OK! Now we ready for the ancestral state reconstruction. Here we are intrested in a basic mugration analyses between two or more discreet states. In my example these states are different provinces of South Africa (i.e. KZN, GT, WC… ect.). For you it will be only two states (FL vs rest/outside).
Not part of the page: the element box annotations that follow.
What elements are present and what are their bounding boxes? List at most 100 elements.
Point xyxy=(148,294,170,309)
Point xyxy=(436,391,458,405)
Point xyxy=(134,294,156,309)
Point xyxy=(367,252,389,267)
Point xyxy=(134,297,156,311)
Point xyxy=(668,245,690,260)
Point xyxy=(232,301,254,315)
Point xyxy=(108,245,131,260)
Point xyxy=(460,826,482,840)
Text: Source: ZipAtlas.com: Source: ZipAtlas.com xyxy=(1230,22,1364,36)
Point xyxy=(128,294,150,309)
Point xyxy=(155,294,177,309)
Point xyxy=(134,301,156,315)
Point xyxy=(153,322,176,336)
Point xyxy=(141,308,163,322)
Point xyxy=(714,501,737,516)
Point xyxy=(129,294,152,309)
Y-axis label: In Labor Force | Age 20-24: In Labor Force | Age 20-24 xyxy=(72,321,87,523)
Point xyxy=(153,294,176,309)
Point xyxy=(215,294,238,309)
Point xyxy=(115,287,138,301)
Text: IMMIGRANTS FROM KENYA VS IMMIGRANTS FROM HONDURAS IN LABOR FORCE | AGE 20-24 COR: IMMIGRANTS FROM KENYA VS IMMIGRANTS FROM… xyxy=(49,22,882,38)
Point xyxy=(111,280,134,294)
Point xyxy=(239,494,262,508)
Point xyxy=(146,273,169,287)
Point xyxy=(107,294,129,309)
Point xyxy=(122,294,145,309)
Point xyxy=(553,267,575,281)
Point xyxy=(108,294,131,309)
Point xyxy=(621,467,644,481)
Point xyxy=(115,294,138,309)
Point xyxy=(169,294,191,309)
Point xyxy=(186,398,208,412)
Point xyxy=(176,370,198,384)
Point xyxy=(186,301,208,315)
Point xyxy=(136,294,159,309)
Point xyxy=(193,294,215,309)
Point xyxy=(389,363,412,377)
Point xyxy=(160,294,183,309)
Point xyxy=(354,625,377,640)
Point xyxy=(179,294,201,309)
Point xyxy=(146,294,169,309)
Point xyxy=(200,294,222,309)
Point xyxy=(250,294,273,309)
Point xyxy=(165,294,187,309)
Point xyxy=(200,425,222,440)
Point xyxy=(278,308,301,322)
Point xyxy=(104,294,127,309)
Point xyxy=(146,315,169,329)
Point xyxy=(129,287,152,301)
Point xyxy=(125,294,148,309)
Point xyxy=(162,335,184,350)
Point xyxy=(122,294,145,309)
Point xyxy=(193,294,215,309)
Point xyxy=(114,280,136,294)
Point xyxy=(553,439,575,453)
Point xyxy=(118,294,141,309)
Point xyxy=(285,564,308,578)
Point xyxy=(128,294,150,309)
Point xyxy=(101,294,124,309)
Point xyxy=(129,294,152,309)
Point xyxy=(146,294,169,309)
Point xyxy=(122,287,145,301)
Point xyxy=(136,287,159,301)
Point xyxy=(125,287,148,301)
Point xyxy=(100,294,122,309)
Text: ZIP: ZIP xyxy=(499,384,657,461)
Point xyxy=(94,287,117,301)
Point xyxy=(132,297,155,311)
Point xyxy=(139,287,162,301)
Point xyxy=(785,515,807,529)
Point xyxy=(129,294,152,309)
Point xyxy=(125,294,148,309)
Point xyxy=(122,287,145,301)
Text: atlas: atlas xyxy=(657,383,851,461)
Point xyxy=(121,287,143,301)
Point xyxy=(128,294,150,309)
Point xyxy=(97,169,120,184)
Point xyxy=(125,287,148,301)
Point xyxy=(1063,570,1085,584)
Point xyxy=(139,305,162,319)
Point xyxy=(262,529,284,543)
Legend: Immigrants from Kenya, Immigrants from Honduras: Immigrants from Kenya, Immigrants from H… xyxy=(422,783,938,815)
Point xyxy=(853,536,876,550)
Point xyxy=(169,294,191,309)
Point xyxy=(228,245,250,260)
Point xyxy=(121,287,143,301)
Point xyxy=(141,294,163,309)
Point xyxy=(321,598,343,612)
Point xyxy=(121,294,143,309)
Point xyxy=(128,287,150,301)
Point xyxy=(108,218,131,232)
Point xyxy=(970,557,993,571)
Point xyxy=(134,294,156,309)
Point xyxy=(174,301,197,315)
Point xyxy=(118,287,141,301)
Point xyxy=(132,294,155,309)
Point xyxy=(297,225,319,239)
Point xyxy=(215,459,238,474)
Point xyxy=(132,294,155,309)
So we do this with the mugration pacckage of treetime like so:
treetime mugration --tree <input.nwk> --states <states.csv> --attribute <field>
So in my example the attribute field is region:
treetime mugration --tree 23106.treetime.nwk --states 23106.metadata.csv --attribute region
which produces this:
Completed mugration model inference of attribute 'region' for 23106.treetime.nwk
Saved inferred mugration model as: 2019-04-05_mugration/GTR.txt
Saved annotated tree as: 2019-04-05_mugration/annotated_tree.nexus
Now you have a dated tree with inferred ancestral states based on the locations of the external tips of your tree.
OK! So David and I are working on a python script that will read in the tree and write time of each transition event from one state to another to a file. Should be done very shortly.